Contexts
Oxford University co-lead: Dr Nicole Stoesser
UKHSA co-lead: Dr Katie Hopkins
We aim to understand how healthcare associated and antimicrobial resistant infections can be affected by what happens on farms, and in both the general and hospital environment. Our strategy is to increase our understanding on what the important factors to drive AMR and HAI infections, how these factors are influenced by different environments and how they are passed onto and disseminated in humans. We hope this will provide understanding on how AMR genes are shared between humans, animals and the environment, identify what systems contribute to the to the spread of microbes in hospitals and work towards minimising this and optimise resistance prediction for certain microbes using whole genome sequencing and molecular techniques.
HIGHLIGHTED PROJECTS
Reducing the influence of wastewater and the hospital environment on HAI & AMR
We are currently conducting a systematic review to summarise the impact of hospital wastewater-associated interventions on HAI, including drug-resistant infections. Ongoing work has been evaluating the impact of different types of disinfectants on colonisation, bioburden control and dissemination of different lineages/species of Enterobacterales, and on the horizontal transfer of drug resistance plasmids in sinks in controlled experiments on the UKHSA modular ward at Porton.
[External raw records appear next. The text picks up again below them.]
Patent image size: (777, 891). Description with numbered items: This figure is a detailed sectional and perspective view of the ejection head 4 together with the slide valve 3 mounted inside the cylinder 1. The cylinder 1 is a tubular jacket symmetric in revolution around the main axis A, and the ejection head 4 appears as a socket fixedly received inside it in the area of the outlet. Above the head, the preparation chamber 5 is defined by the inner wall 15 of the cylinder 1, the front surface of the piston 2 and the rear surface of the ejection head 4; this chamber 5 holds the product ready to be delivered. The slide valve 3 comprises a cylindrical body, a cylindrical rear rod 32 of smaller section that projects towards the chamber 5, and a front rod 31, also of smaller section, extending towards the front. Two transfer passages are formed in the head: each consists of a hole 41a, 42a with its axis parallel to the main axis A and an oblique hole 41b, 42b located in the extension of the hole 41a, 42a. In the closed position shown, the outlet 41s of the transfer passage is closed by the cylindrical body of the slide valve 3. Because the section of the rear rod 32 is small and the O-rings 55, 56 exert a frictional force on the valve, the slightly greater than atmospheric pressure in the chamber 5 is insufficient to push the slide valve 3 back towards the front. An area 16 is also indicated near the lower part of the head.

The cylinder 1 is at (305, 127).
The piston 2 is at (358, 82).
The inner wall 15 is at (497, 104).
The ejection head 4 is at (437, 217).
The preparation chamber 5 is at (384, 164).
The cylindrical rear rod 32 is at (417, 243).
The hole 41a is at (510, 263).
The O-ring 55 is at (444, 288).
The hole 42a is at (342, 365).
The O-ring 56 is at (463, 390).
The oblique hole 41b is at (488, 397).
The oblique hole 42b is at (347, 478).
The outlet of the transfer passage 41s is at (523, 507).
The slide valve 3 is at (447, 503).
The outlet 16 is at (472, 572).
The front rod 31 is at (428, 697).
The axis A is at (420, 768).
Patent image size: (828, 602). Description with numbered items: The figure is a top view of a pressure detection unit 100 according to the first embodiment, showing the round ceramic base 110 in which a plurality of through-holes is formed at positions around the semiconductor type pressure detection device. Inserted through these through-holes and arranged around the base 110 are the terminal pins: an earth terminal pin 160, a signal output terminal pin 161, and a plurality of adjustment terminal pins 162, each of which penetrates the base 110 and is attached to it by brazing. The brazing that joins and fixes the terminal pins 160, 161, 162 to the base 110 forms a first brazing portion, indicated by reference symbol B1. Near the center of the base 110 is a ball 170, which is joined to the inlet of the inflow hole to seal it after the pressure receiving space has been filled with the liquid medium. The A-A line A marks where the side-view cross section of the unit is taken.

In collaboration with the National Infection Trainee Collaborative for Audit and Research (NITCAR), we have conducted a national survey of sink drain colonisation in 30 UK hospitals to understand burden of Enterobacterales and AMR gene colonisation and association with: (i) hospital, (ii) sink type, (iii) sink location, (iv) cleaning protocols, (v) infection rates.
GENOMIC SURVEILLANCE OF AMR IN ISOLATES OFE. COLIAND OTHER CLINICALLY RELEVANT GRAM-NEGATIVES
Genomic surveillance of AMR holds substantial potential, but resistance prediction in E. coli and other Gram-negatives is challenging, particularly for beta-lactamase/beta-lactamase inhibitors where for example expression/promotors, gene dosage and multiple interacting mechanisms play important roles. There are few robust studies evaluating key features of resistance prediction, such as the database used, and the bioinformatics algorithms developed to identifying presence/absence of AMR variants using simulated and large-scale “real-world” data as a prerequisite to predicting resistance. Ongoing work is testing new approaches to identifying novel, undiscovered mechanisms/variation using a pangenome-wide gene and unitig presence/absence matrix, and more accurately quantifying the relationship between mechanism and genotype at the MIC-level.
Genomic surveillance of AMR in wastewater
We have conducted a systematic review and data synthesis of existing studies using wastewater-based analyses to perform surveillance of AMR in human populations and an evaluation of methods to sample wastewater (grab versus composite) and characterise taxonomic and AMR profiles in samples (metagenomic vs targeted approaches). We are currently evaluating the longitudinal AMR prevalence in wastewater in 5 sewage catchments over a year in Oxfordshire, investigating associations with AMR profiles in sequenced clinical isolates, and evaluating whether antimicrobial prescribing in a catchment is associated with changes in the wastewater load of important AMR genes.